Sentetik bazlı kozmetikler yoluyla bedenimizde biriken ziyanlı katkı unsurları vakit içerisinde cilt hastalıklarına, erken yaşlanmaya, alerjilere yol açarak uzun vadede sıhhatimizi bozuyor. Organik sertifikalı kozmetikler insan vücuduna tam uyumlu bileşenler içerir, çevreyi ve insan sıhhatini korur. Doğal içerikli eserler olarak isimlendirilen ve sertifikasız kozmetiklerin birçoğu sentetik yahut petrol bazlı kimyasallar kullanılarak formüle edilmektedir. Bilhassa paraben, parfüm, silikon üzere hususlar içeren bu eserler uzun vadeli kullanımda cilt enfeksiyonlarına, cildin erken yaşlanmasına ve vücutta toksik birikime yol açmaktadır. Organik kozmetiklerde ise vücutla tam uyumlu ve hiçbir yan tesire sahip olmayan bitki özleri ve organik yönetmeliğine uygun bileşenler kullanılmaktadır.
En büyük organımız olan cildimiz yoluyla bedenimize sentetik yabancı unsurlar (toksinler) girdiğinde, bunların bir kısmı beden içinde toksik birikim yaparak vakit içerisinde çeşitli hastalıklar yahut erken yaşlanma olarak bize geri döner. Son vakitlerde kurşun üzere ağır metallerin renkli makyaj gereçlerinde ‘yanlışlıkla’ kullanıldıklarını, beğenilen ve keskin kokan, bol renkli şahsî bakım eserlerinde benzol türevi astıma ve alerjilere yol açan ziyanlı sentetiklerin bulunduğunu, hatta ağır metallerin ve ziyanlı kimyasalların ‘istenmeyerek’ bu eserlerin üretim evresine dahil olduğunu okuyoruz.

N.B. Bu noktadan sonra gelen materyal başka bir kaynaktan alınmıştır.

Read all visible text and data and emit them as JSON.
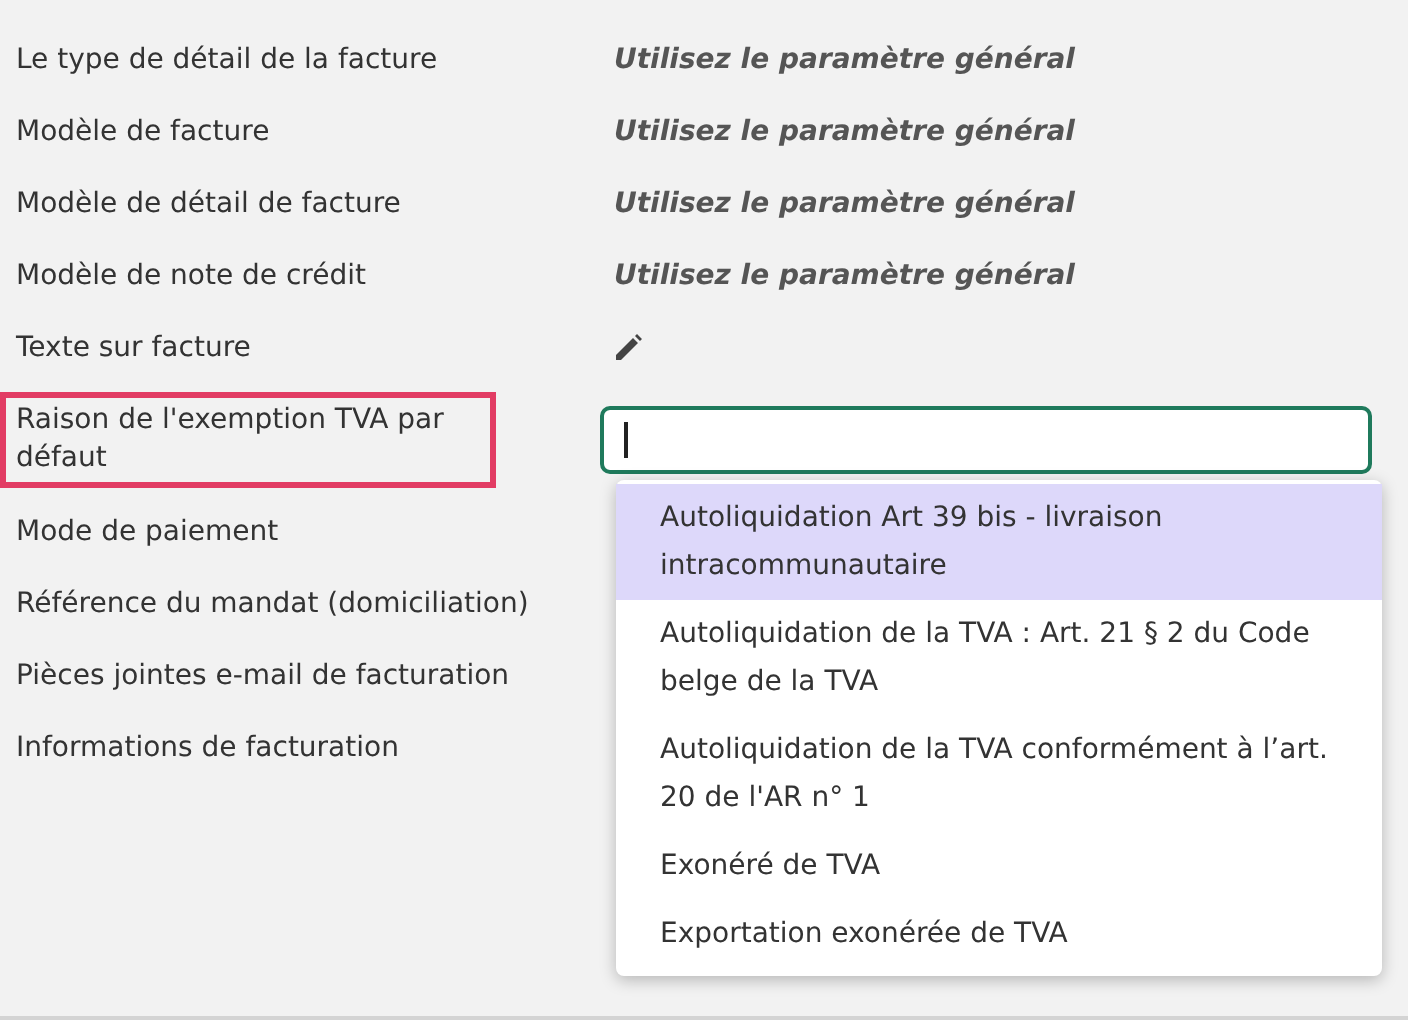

WWF (Dünya Doğal Hayatı Muhafaza Derneği) vücudumuzdaki hormon istikrarını bozan ve doğal ortamda çok uzun müddetler bozulmadan kalan toksik kimyasalların tüketici sıhhatini olumsuz tarafta etkilediğini belirtiyor.
Farkına varmadan içinde yaşadığımız bu sentetik hayat bizi ve bebeğimizi her gün kullandığımız çeşitli bakım eserleri ve besinler yoluyla tehdit etmeye devam ediyor. Örneğin kozmetiklerde kollayıcı olarak yaygın bir biçimde kullanılan parabenin çocuklarda hormonal değişimlere neden olabildiği ve ergenlik çağı işlev bozukluklarına yol açtığı yapılan araştırmalar ile ortaya çıktı. Doğum sonrası emzirme periyodu de bu açıdan çok değerli. Hamilelik periyodunda yaşantımıza içki ve sigara üzere toksik tesirli hususları nasıl sokmuyorsak, kullandığımız kozmetiklere de birebir ihtimamı göstermeliyiz.